Warnings from Bolivia

The recent turmoil in Bolivia– in which the elected president was forced to resign and flee the country– should be setting off more alarms in Washington than it probably is.

Writing in the Washington Post, economist Jeffrey Sachs says US policy toward impoverished Latin American countries like Bolivia– which are struggling to establish stable democracies– is “simplistic and prone to failure.”

In the case of Bolivia, Sachs notes, US policy seems to be a combination of wiping out the coca crop without offering growers any serious alternatives and urging the government to seek assistance (in exchange for economic austerity) from the International Monetary Fund. Sachs writes:

Late last year, [Bolivian president Gonzalo] Sanchez de Lozada visited Washington to warn President Bush about Bolivia’s growing instability. He appealed for $150 million in emergency assistance, a pittance for the United States — less than one day of troop costs in Iraq — to maintain urgent social services and rudimentary public investments in the face of massive poverty and growing unrest. He warned Bush that without emergency help, he would most likely be back within a year . . . seeking asylum. Nevertheless, Bush sent him away empty-handed. Worse, he sent him down Pennsylvania Avenue to the IMF for some economic austerity measures. Only after a police mutiny and two dozen deaths in February did Washington give $10 million. In the end, of course, Sanchez de Lozada’s warnings were all too accurate.

And Sachs notes the huge disparity in US assistance to Iraq compared to the rest of the world: President Bush’s request for $20 billion for Iraq is twice the foreign aid budget for every other country in the world.
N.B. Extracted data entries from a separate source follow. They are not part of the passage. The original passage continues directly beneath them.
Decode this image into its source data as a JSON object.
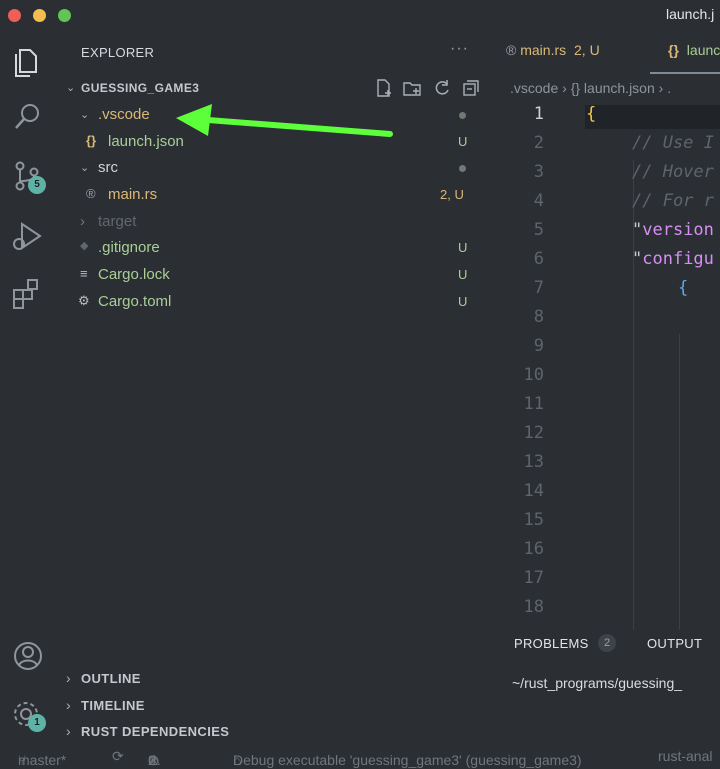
{
  "window": {
    "title": "launch.j"
  },
  "activity_bar": {
    "items": [
      {
        "icon": "explorer-icon"
      },
      {
        "icon": "search-icon"
      },
      {
        "icon": "source-control-icon",
        "badge": "5"
      },
      {
        "icon": "run-debug-icon"
      },
      {
        "icon": "extensions-icon"
      }
    ],
    "bottom": [
      {
        "icon": "account-icon"
      },
      {
        "icon": "manage-gear-icon",
        "badge": "1"
      }
    ]
  },
  "sidebar": {
    "title": "EXPLORER",
    "more": "···",
    "root": "GUESSING_GAME3",
    "tree": [
      {
        "name": ".vscode",
        "status": "",
        "icon": "▾"
      },
      {
        "name": "launch.json",
        "status": "U",
        "icon": "{}"
      },
      {
        "name": "src",
        "status": "",
        "icon": "▾"
      },
      {
        "name": "main.rs",
        "status": "2, U",
        "icon": "®"
      },
      {
        "name": "target",
        "status": "",
        "icon": "›"
      },
      {
        "name": ".gitignore",
        "status": "U",
        "icon": "◆"
      },
      {
        "name": "Cargo.lock",
        "status": "U",
        "icon": "≡"
      },
      {
        "name": "Cargo.toml",
        "status": "U",
        "icon": "⚙"
      }
    ],
    "sections": [
      "OUTLINE",
      "TIMELINE",
      "RUST DEPENDENCIES"
    ]
  },
  "editor": {
    "tabs": [
      {
        "label": "main.rs",
        "status": "2, U",
        "icon": "®"
      },
      {
        "label": "launc",
        "icon": "{}"
      }
    ],
    "breadcrumb": ".vscode  ›  {} launch.json  ›  .",
    "line_numbers": [
      "1",
      "2",
      "3",
      "4",
      "5",
      "6",
      "7",
      "8",
      "9",
      "10",
      "11",
      "12",
      "13",
      "14",
      "15",
      "16",
      "17",
      "18"
    ],
    "code": {
      "l1": "{",
      "l2": "// Use I",
      "l3": "// Hover",
      "l4": "// For r",
      "l5_q": "\"",
      "l5_k": "version",
      "l6_q": "\"",
      "l6_k": "configu",
      "l7": "{"
    }
  },
  "panel": {
    "tabs": [
      "PROBLEMS",
      "OUTPUT"
    ],
    "problems_count": "2",
    "terminal_text": "~/rust_programs/guessing_"
  },
  "statusbar": {
    "branch": "master*",
    "errors": "0",
    "warnings": "2",
    "debug": "Debug executable 'guessing_game3' (guessing_game3)",
    "rust": "rust-anal"
  },
  "colors": {
    "bg": "#2b2f34",
    "modified": "#e2c08d",
    "untracked": "#73c991",
    "arrow": "#5dff3a"
  }
}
To the extent that Bush recognizes that the spread of democracy is a weapon in the war against terrorism, he deserves credit. But in the world’s poorest countries, democratic structures and elections aren’t enough. People need a sense of hope for better lives, and that requires (among other things) money. Insisting that people with no more notches on their belts give them yet another tug for the sake of some promised future prosperity is a sure way to weaken their faith in the idea of representative self-government.